Snowflake is a fully managed data warehouse system that is Cloud-based and enables superior Data Analytics. Snowflake manages its Cloud infrastructure and data using AWS, Azure, and GCP. Snowflake performs SQL queries on the data in order to convert and provide insights.
Apache Kafka is a distributed open-source technology that allows you to publish and subscribe to a large number of messages from one end to the other. Kafka makes use of the Broker idea to duplicate and persist messages in a fault-tolerant manner while also separating them into subjects.
Kafka is a programming language that is used to create real-time streaming data pipelines and streaming applications that convert and send data from a source to a destination.
This blog post aims to discuss an event streaming platform, Kafka and a Cloud-hosted data warehouse, Snowflake. You will also know how you can connect Snowflake to Kafka. Snowflake to Kafka export cannot be done directly.
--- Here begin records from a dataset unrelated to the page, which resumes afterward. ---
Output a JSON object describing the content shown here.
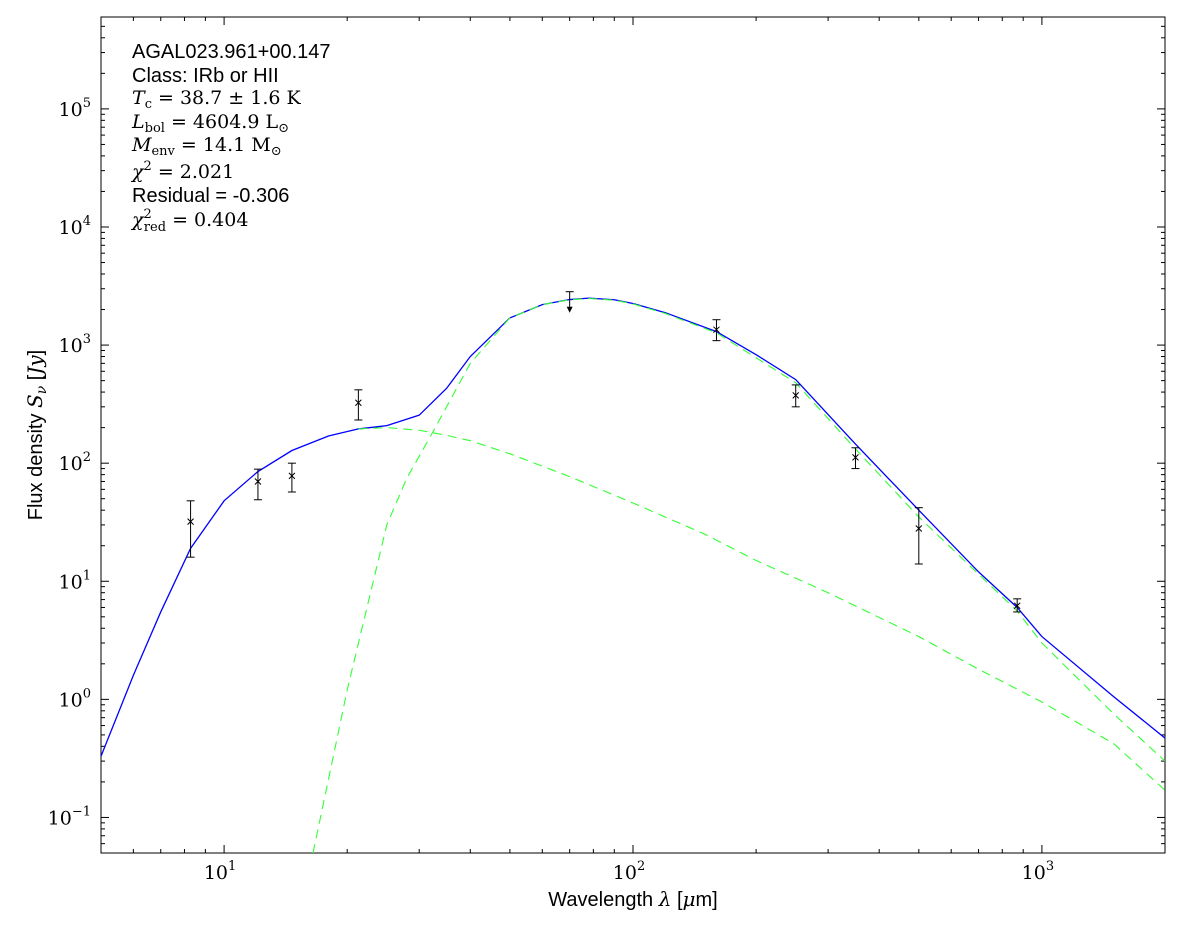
{
  "annotations": {
    "source_name": "AGAL023.961+00.147",
    "class_label": "Class: IRb or HII",
    "tc": {
      "symbol": "T",
      "sub": "c",
      "text": " = 38.7 ± 1.6 K"
    },
    "lbol": {
      "symbol": "L",
      "sub": "bol",
      "text": " = 4604.9 L",
      "unit_sub": "⊙"
    },
    "menv": {
      "symbol": "M",
      "sub": "env",
      "text": " = 14.1 M",
      "unit_sub": "⊙"
    },
    "chi2": {
      "symbol": "χ",
      "sup": "2",
      "text": " = 2.021"
    },
    "residual": "Residual = -0.306",
    "chi2_red": {
      "symbol": "χ",
      "sup": "2",
      "sub": "red",
      "text": " = 0.404"
    }
  },
  "axes": {
    "xlabel_pre": "Wavelength ",
    "xlabel_sym": "λ",
    "xlabel_post": " [",
    "xlabel_unit_sym": "μ",
    "xlabel_unit_post": "m]",
    "ylabel_pre": "Flux density ",
    "ylabel_sym": "S",
    "ylabel_sub": "ν",
    "ylabel_post": " [",
    "ylabel_unit": "Jy",
    "ylabel_close": "]",
    "x_tick_labels": [
      {
        "value": 10,
        "base": "10",
        "exp": "1"
      },
      {
        "value": 100,
        "base": "10",
        "exp": "2"
      },
      {
        "value": 1000,
        "base": "10",
        "exp": "3"
      }
    ],
    "y_tick_labels": [
      {
        "value": 0.1,
        "base": "10",
        "exp": "−1"
      },
      {
        "value": 1,
        "base": "10",
        "exp": "0"
      },
      {
        "value": 10,
        "base": "10",
        "exp": "1"
      },
      {
        "value": 100,
        "base": "10",
        "exp": "2"
      },
      {
        "value": 1000,
        "base": "10",
        "exp": "3"
      },
      {
        "value": 10000,
        "base": "10",
        "exp": "4"
      },
      {
        "value": 100000,
        "base": "10",
        "exp": "5"
      }
    ]
  },
  "colors": {
    "total_fit": "#0000ff",
    "component": "#33ff33",
    "points": "#000000"
  },
  "chart_data": {
    "type": "scatter",
    "xscale": "log",
    "yscale": "log",
    "xlim": [
      5,
      2000
    ],
    "ylim": [
      0.05,
      600000
    ],
    "grid": false,
    "points": [
      {
        "x": 8.28,
        "y": 32,
        "y_low": 16,
        "y_high": 48
      },
      {
        "x": 12.1,
        "y": 70,
        "y_low": 49,
        "y_high": 89
      },
      {
        "x": 14.65,
        "y": 78,
        "y_low": 57,
        "y_high": 100
      },
      {
        "x": 21.3,
        "y": 325,
        "y_low": 232,
        "y_high": 418
      },
      {
        "x": 70,
        "y": 2330,
        "upper_limit": true
      },
      {
        "x": 160,
        "y": 1350,
        "y_low": 1090,
        "y_high": 1640
      },
      {
        "x": 250,
        "y": 375,
        "y_low": 300,
        "y_high": 460
      },
      {
        "x": 350,
        "y": 112,
        "y_low": 90,
        "y_high": 135
      },
      {
        "x": 500,
        "y": 28,
        "y_low": 14,
        "y_high": 42
      },
      {
        "x": 870,
        "y": 6.2,
        "y_low": 5.5,
        "y_high": 7.1
      }
    ],
    "series": [
      {
        "style": "solid",
        "x": [
          5,
          6,
          7,
          8.28,
          10,
          12.1,
          14.65,
          18,
          21.3,
          25,
          30,
          35,
          40,
          50,
          60,
          70,
          78,
          90,
          100,
          120,
          160,
          200,
          250,
          350,
          500,
          700,
          870,
          1000,
          1500,
          2000
        ],
        "y": [
          0.33,
          1.6,
          5.5,
          19,
          48,
          85,
          128,
          170,
          195,
          208,
          255,
          430,
          800,
          1700,
          2200,
          2430,
          2500,
          2420,
          2250,
          1880,
          1300,
          830,
          510,
          145,
          40,
          12,
          6,
          3.4,
          1.05,
          0.47
        ]
      },
      {
        "style": "dashed",
        "x": [
          16.5,
          20,
          25,
          28,
          32,
          40,
          50,
          60,
          70,
          78,
          90,
          100,
          120,
          160,
          250,
          350,
          500,
          870,
          1000,
          1500,
          2000
        ],
        "y": [
          0.05,
          1.2,
          30,
          75,
          170,
          700,
          1700,
          2200,
          2420,
          2480,
          2400,
          2230,
          1850,
          1270,
          480,
          132,
          35,
          5.6,
          3.0,
          0.75,
          0.3
        ]
      },
      {
        "style": "dashed",
        "x": [
          21.3,
          25,
          30,
          35,
          40,
          50,
          70,
          100,
          150,
          200,
          300,
          500,
          700,
          1000,
          1500,
          2000
        ],
        "y": [
          195,
          200,
          190,
          172,
          155,
          120,
          77,
          46,
          25,
          15,
          8,
          3.4,
          1.8,
          0.95,
          0.42,
          0.17
        ]
      }
    ]
  }
}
To export data from Snowflake to Kafka, first you will have to export data from Snowflake as CSV files and then load the CSV files into Kafka.
What is Snowflake?
Snowflake is a fully managed SaaS (Software as a Service) platform that brings together Data Warehousing, Data Lakes, Data Engineering, Data Science, Data Application Development, and Secure Sharing and Consumption of Real-time / Shared Data into one platform.
Snowflake delivers out-of-the-box capabilities including Storage and Compute Separation, On-the-fly Scalable Compute, Data Sharing, Data Cloning, and third-party Tool Support to suit the demanding needs of expanding enterprises.
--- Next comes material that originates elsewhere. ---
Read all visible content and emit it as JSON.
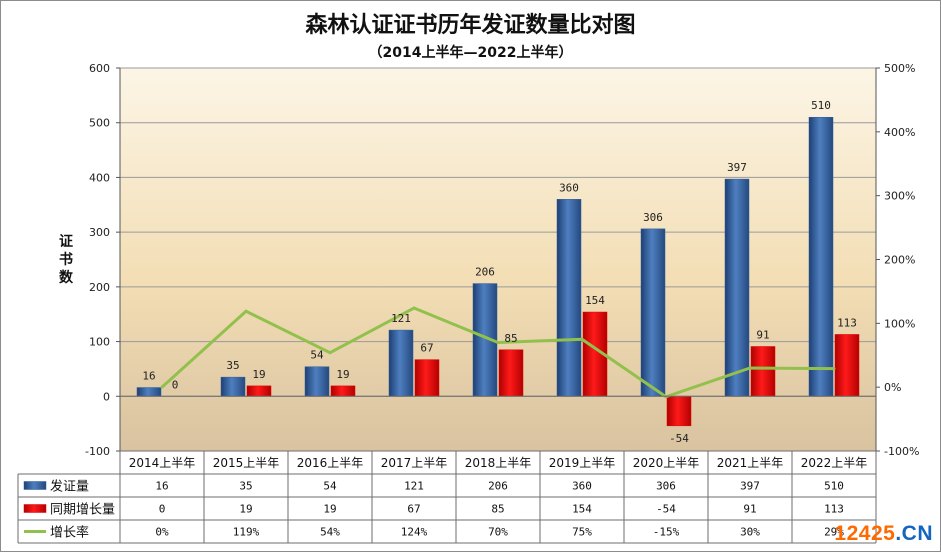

Snowflake isn’t built on top of any existing database or “Big Data” software platforms like Hadoop. Snowflake, on the other hand, combines a cutting-edge Cloud Architecture with a brand-new SQL query engine. Users get all of the features and capabilities of an enterprise analytic database, plus a lot more, with Snowflake.
Key Features of Snowflake
Snowflake as a Software as a Service (SaaS) solution has the following features:
- Snowflake enables you to break down silos and ensure that everyone in your organization has access to relevant data, leading in better data-driven decision-making. This is a critical first step toward improving partner relationships, optimizing pricing, lowering operational costs, and increasing sales effectiveness, among other things.
- Snowflake allows you to improve the quality and speed of your analytics by switching from nightly Batch Loads to Real-time Data Streams.
- The Caching Paradigm is used by Snowflake to deliver cache results quickly.
- You can use Snowflake to better understand customer behavior and product usage.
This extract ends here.